The Common Shares are listed on the TSX Venture Exchange and trade under the symbol “KAR”. The principal business of Karmin is to acquire, explore and develop resource properties in Brazil and Peru. Karmin owns 30% of the Aripuanã̃ Zinc Project, one of the largest undeveloped zinc projects in Brazil. The Aripuanã̃ Zinc Project covers a mineralized massive-sulphide district that includes five areas of mineralization (Ambrex, Arex, Babaçú, Massaranduba and Mocoto) over a 25- kilometre strike length. Votorantim owns 70% of the Aripuanã̃ Zinc Project, but assumes 100% of the project costs until the completion of a bankable feasibility study. Karmin also owns 100% interest in: (a) the Aripuanã̃ Gold-Silver Project, which encompasses the gold and silver mineralization associated with near-surface oxidized portions of numerous massive-sulphide deposits in the 820-square-kilometre Aripuanã̃ Zinc Project in north-western Brazil; and (b) the 25-square-kilometre Cushuro Gold Project located in the world-class Alto Chicama gold-mining district of northern Peru.
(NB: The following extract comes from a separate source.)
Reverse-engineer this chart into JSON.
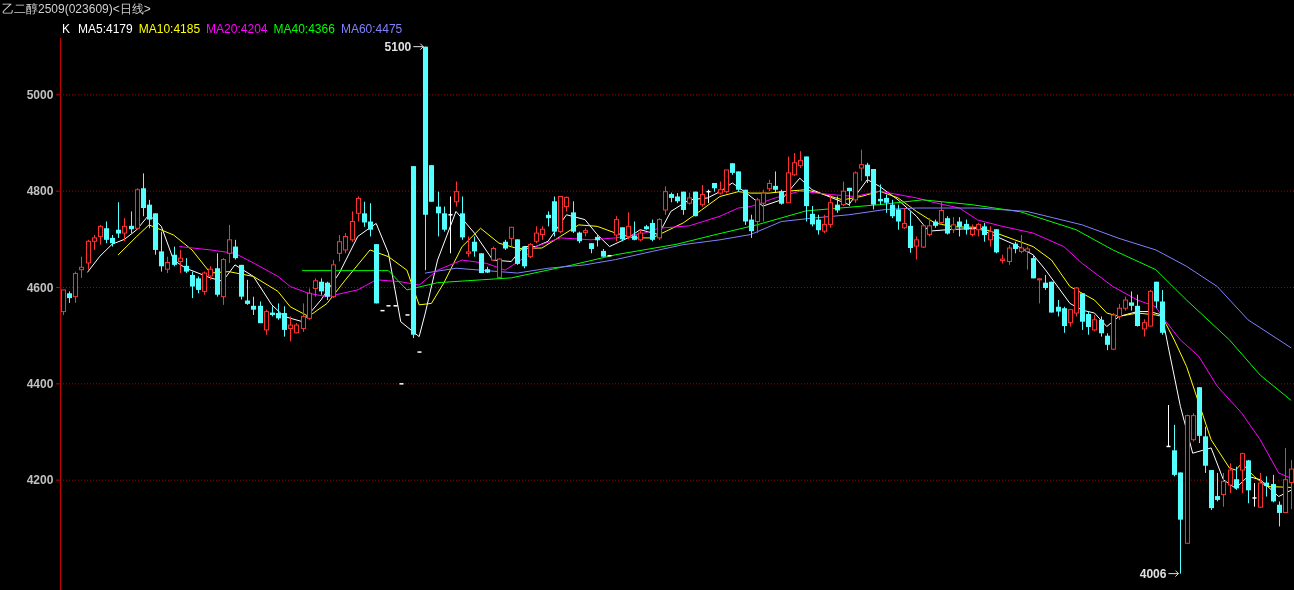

For further information please contact:
David W. Brace
Chief Executive Officer
Tel: (416) 367-0369
Chief Financial Officer
Tel: (519) 337-5302
Disclaimer Relating to Forward-Looking Information
This news release contains forward-looking statements that are based on the belief of management and reflect Karmin’s current expectations. Forward-looking statements include, but are not limited to, possible events and statements. The words “plans,” “expects,” “is expected,” “scheduled,” “estimates,” “forecasts,” “projects,” “intends,” anticipates,” or “believes,” or variations of such words and phrases or statements that certain actions, events or results “may,” “could,” “would,” “might,” or “will be taken,” “occur,” and similar expressions identify forward-looking statements. The forward-looking statements and information in this press release include, but are not limited to, information relating to the business plans of Karmin and the closing of the Offering. Such statements and information reflect the current view of Karmin with respect to risks and uncertainties that may cause actual results to differ materially from those contemplated in those forward-looking statements and information. The forward-looking statements contained in this news release are made as of the date of this news release. Readers should not place undue importance on forward-looking information and should not rely upon this information as of any other date. Except as required by law, Karmin disclaims any intention and assumes no obligation to update or revise any forward-looking statements, whether as a result of new information, future events or otherwise. Additionally, Karmin undertakes no obligation to comment on the expectations of, or statements made by, third parties in respect of the matters discussed above.
The TSX Venture Exchange has not reviewed and does not accept responsibility for the adequacy or accuracy of this news release.